Uyuşmazık konusu olayda, adam öldürmek suçundan tutuksuz olarak yargılanırken
20.2.1969 tarihinde yokluğunda ömür boyu ağır hapis cezasına mahkum edilerek,
gıyaben tutuklanan ve hakkındaki bu karar 16.1.1970 tarihinde Yargıtay Özel
Dairece onanarak kesinleşen hükümlü kaçmış, bu durumu bilerek uzun süre
teslim olmamış ve ihtiyarı dışında, izleme sonucu 25.3.1985 tarihinde
yakalanmış bulunduğundan 1803 sayılı Af Yasasının 18/A maddesinde açıklanan
hali firar durumundadır. Bu itibarla, 1803 sayılı Yasadaki indirimden
yararlanmamalıdır.
Bu nedenle C. Başsavcılığı, itirazının kabulüne, Özel Dairenin yazılı emirle
bozma kararının kaldırılmasına karar verilmelidir.
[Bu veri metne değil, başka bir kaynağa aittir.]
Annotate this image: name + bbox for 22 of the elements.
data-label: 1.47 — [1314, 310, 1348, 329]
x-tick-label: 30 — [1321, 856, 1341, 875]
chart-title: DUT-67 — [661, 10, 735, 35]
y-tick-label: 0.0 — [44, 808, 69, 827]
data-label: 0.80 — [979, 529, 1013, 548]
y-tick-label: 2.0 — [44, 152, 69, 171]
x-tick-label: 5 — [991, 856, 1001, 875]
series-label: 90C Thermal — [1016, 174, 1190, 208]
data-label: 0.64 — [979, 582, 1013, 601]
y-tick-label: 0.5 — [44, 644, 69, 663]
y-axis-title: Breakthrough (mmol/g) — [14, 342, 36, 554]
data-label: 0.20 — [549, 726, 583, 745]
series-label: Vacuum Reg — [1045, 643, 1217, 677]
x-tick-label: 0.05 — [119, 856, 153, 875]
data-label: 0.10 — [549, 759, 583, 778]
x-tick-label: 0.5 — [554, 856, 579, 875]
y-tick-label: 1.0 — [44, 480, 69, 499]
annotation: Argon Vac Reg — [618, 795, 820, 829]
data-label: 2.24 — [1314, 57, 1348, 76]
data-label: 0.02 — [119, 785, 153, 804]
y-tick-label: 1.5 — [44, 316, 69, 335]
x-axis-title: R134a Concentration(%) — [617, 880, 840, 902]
* Çoğunluk görüşüne katılmayan kurul Üyesi İ. Özkaya: "Sorun, hükmen
tutuklanan sanığın 1803 sayılı Af Kanununun 18/A maddesinde öngörülen süre
içinde resmi mercilere teslim olmadığı takdirde, firari sayılıp
sayılmayacağı;
Af Kanununda, bu kanun tatbikatında firardan amacın ne olduğu açıklanmamış
olmasına göre maddede yer alan mücerret firar halini ceza kanunu tatbikatında
"dar manada" firar olarak kabulde kanuni zorunluluk bulunduğu,
Öte yandan TCK. ile ceza hükümlerini muhtevi kanun ve nizamnamelerde cezai
yada disipliner müeyyideye bağlanan fiilleri kapsamı içinde yada dışında
tutmayı hedef alan Af Kanununun, kanuna muhalif olmayan bir eylemi muhalif
hale dönüştürmesi yasa tekniğine aykırı bulunduğu cihetle; gıyabi tevkif
müzekkeresinin infazından kaçan sanığı firari sayan çoğunluk görüşüne bu
nedenle katılmıyorum", gerekçesiyle karşı oy kullanmışlardır.
S o n u ç : Açıklanan nedenlerle, C. Başsavcılığı itirazının kabulüyle, Özel
Dairenin yazılı emirle bozma kararı kaldırılarak yazılı emirle BOZMA
isteğinin (REDDİNE), 18.3.1991 gününde 2/3'ü aşan oyçokluğuyla karar verildi.